The policy also specified that refrigerators accessible to residents should contain only sealed, airtight containers with food that hadn't been inside resident rooms. All items required labels with contents and placement dates.

Yet inspectors found the opposite: unlabeled cheese, unsealed packages, undated items, and systematic failures to record the very temperatures the policies required staff to monitor twice daily.

The violations affected food safety protocols designed to protect nursing home residents, who face heightened risks from foodborne illness due to age-related immune system changes and underlying health conditions.

The ice buildup in freezers suggested temperature fluctuations that could compromise food quality and safety. Missing temperature logs meant staff couldn't identify when equipment malfunctioned or when food might have been exposed to unsafe storage conditions.

The facility received a minimal harm citation, indicating inspectors determined the violations had limited potential for resident injury. But the systematic nature of the problems - spanning multiple storage areas, various types of food, and weeks of missing documentation - revealed broader breakdowns in the facility's food safety oversight.

Full Inspection Report

The details above represent a summary of key findings. View the complete inspection report for Park Villa from 2026-04-15 including all violations, facility responses, and corrective action plans.

Additional Resources

🏥 Editorial Standards & Professional Oversight

Data Source: This report is based on official federal inspection data from the Centers for Medicare & Medicaid Services (CMS).

Editorial Process: Content generated using AI (Claude) to synthesize complex regulatory data, then reviewed and verified for accuracy by our editorial team.

Professional Review: All content undergoes standards and compliance oversight by Christopher F. Nesbitt, Sr., NH EMT & BU-trained Paralegal, using professional regulatory data auditing protocols.

Medical Perspective: As emergency medical professionals, we understand how nursing home violations can escalate to health emergencies requiring ambulance transport. This analysis contextualizes regulatory findings within real-world patient safety implications.

Last verified: June 12, 2026 | Learn more about our methodology

📋 Quick Answer

PARK VILLA in CLYDE, KS was cited for violations during a health inspection on April 15, 2026.

The problems extended beyond forgotten cheese.

What this means: Health inspections identify deficiencies that facilities must correct. Violations range from minor documentation issues to serious safety concerns. Review the full report below for specific details and facility response.

Frequently Asked Questions

What happened at PARK VILLA?
The problems extended beyond forgotten cheese.
How serious are these violations?
Violation severity varies from minor documentation issues to serious safety concerns. Review the inspection report for specific deficiency codes and scope.

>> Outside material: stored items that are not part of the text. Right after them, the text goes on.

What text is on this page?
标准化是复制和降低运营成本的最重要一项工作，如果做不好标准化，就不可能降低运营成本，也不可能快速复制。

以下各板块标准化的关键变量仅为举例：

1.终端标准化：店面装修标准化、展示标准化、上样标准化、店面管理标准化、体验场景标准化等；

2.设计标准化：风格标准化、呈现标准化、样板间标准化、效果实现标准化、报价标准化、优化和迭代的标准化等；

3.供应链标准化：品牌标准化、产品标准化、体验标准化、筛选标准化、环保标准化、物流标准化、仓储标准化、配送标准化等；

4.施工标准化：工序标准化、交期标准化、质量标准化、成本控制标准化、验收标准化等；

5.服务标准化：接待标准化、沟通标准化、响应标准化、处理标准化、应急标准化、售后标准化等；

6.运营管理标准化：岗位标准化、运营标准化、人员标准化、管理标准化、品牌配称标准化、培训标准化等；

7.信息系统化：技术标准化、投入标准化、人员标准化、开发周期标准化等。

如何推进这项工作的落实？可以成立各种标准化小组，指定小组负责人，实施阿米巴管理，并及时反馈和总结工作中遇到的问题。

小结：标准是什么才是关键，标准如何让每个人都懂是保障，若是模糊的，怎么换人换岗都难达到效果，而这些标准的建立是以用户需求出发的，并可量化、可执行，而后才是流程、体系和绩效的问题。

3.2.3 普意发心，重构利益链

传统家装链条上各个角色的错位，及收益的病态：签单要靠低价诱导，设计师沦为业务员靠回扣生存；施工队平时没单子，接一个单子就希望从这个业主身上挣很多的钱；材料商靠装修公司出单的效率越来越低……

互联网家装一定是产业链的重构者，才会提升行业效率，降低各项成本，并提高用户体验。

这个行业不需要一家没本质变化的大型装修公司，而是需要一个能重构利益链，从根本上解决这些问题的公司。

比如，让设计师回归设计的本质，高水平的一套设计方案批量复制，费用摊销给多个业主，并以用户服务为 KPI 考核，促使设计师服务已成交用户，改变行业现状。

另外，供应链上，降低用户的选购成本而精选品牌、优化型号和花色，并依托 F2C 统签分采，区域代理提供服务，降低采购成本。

All violations must be corrected within required timeframes and are subject to follow-up verification inspections.
What should families do?
Families should: (1) Ask facility administration about specific corrective actions taken, (2) Request to see the follow-up inspection report verifying corrections, (3) Check if this represents a pattern by reviewing prior inspection reports, (4) Compare this facility's ratings with other nursing homes in CLYDE, KS, (5) Report any new concerns directly to state authorities.
Where can I see the full inspection report?
The complete inspection report is available on Medicare.gov's Care Compare website (www.medicare.gov/care-compare). You can also request a copy directly from PARK VILLA or from the state Department of Health. The report includes specific deficiency codes, facility responses, and correction timelines. This facility's federal provider number is 175492.
Has this facility had violations before?
To check PARK VILLA's history, visit Medicare.gov's Care Compare and review their inspection history, quality ratings, and staffing levels. Look for patterns of repeated violations, especially in critical areas like abuse prevention, medication management, infection control, and resident safety.